A Nantes, les femmes apprennent à mieux négocier leur salaire

reuters.com  |   |  584  mots

NANTES (Reuters) - Pour briser le plafond de verre auquel elles se heurtent dans leur vie professionnelle, cent femmes ont participé samedi à Nantes à un "NégoTraining", une formation gratuite pour leur apprendre à mieux négocier leur salaire.

La question est loin d'être réglée en France où, selon des chiffres publiés en 2017 par l'Insee, l'écart de revenu salarial entre femmes et hommes, tous postes confondus, s'élève à 24%.

Réparties en petits groupes de quinze dans les salons de l'hôtel de ville, les participantes ont répondu à des questionnaires et participé à des jeux de rôles, au cours desquels elles ont appris par exemple que l'égalité salariale ne sera "pas atteinte avant l'année 2.186 si rien n'est fait".

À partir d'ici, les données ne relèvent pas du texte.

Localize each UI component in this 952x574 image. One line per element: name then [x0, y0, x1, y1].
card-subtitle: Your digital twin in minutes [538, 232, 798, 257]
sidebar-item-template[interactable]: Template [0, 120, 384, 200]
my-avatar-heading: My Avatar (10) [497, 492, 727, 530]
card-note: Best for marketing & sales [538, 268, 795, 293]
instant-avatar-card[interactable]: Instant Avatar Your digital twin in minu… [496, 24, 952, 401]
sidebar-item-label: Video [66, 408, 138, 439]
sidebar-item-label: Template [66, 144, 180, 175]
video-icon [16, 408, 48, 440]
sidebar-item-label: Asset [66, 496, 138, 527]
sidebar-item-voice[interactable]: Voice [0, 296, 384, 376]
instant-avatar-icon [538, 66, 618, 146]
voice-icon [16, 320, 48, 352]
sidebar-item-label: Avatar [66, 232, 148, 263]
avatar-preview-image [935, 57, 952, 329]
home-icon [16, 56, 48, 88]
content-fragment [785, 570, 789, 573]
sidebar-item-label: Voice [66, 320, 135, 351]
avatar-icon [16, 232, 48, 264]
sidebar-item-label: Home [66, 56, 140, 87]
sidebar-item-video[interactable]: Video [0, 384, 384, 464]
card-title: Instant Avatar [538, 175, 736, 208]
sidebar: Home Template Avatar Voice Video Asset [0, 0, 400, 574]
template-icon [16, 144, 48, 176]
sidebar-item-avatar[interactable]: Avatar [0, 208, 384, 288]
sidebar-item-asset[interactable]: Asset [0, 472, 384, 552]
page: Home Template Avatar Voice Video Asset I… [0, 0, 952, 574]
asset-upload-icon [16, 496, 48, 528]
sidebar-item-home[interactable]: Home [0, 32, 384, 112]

Autre chiffre symptomatique diffusé durant la formation : l'écart de salaire dû à la seule "discrimination pure" entre hommes et femmes - une fois exclues les différences liées au temps partiel ou aux heures supplémentaires - s'élève à 10%.

"J'ai travaillé presque toute ma vie dans l'informatique, où les salariés sont très gâtés mais les femmes beaucoup moins", témoigne Pascale Bras, 43 ans, qui co-anime ce "module d'accompagnement" après en avoir été l'une des premières participantes, à l'automne dernier.

"Vers 40 ans, je me suis aperçue qu'il y avait de gros écarts de salaires avec mes camarades de promotion masculins", se souvient cette ancienne responsable des ressources humaines. "Il m'arrivait d'embaucher de jeunes hommes qui allaient gagner 10.000 euros de plus par an que moi."

"Mais tout cela est aussi de notre faute : si on ne demande pas d'augmentation, c'est normal de ne pas en avoir", estime pour sa part Annie Sorel, ancienne membre du comité de direction de l'enseigne de prêt-à-porter Kiabi, qui anime également la formation du jour.

"ON PEUT LE FAIRE"

Après avoir "découvert le plafond de verre" quand elle était directrice des achats pour l'enseigne de grande distribution Prisunic puis chez l'opticien Krys, cette militante de 60 ans a insisté samedi sur l'importance de s'arroger aussi les "attributs de pouvoir" informels (bureau d'angle, voiture de fonction, par exemple) souvent dévolus aux hommes.

Le dépliant de leur formation, organisée par la ville de Nantes et l'école de commerce Audencia, reprend l'affiche de propagande américaine de 1943 "We can do it" ("On peut le faire"), sur laquelle l'ouvrière d'une usine d'armement se retrousse les manches.

Pour cette opération, les organisateurs se sont inspirés d'une initiative lancée il y a deux ans à Boston, aux Etats-Unis, où 85.000 femmes ont pu être sensibilisées à ces questions.

Plusieurs partenaires sociaux, le Medef pour le patronat, et la CFDT ou la CFE-CGC pour les syndicats de salariés, se sont associés à l'opération.

"Cela nous semblait dangereux de développer une telle initiative sans associer les entreprises, car certaines pouvaient mal l'interpréter et redouter une hausse de leur masse salariale", explique le conseiller municipal André Sobczak, par ailleurs enseignant titulaire de la chaire Responsabilité sociale des entreprises (RSE) à Audencia.

Nantes s'est donnée pour objectif de former 5.000 femmes en deux ans et "mise sur l'effet boule de neige" pour que les participantes sensibilisent à leur tour leurs proches.

L'attente semble bien réelle : les cent places de la formation de samedi ont été pourvues en une semaine, dit-on à la mairie. Le prochain "module d'accompagnement" aura lieu le 8 mars, date de la Journée internationale des droits de la femme.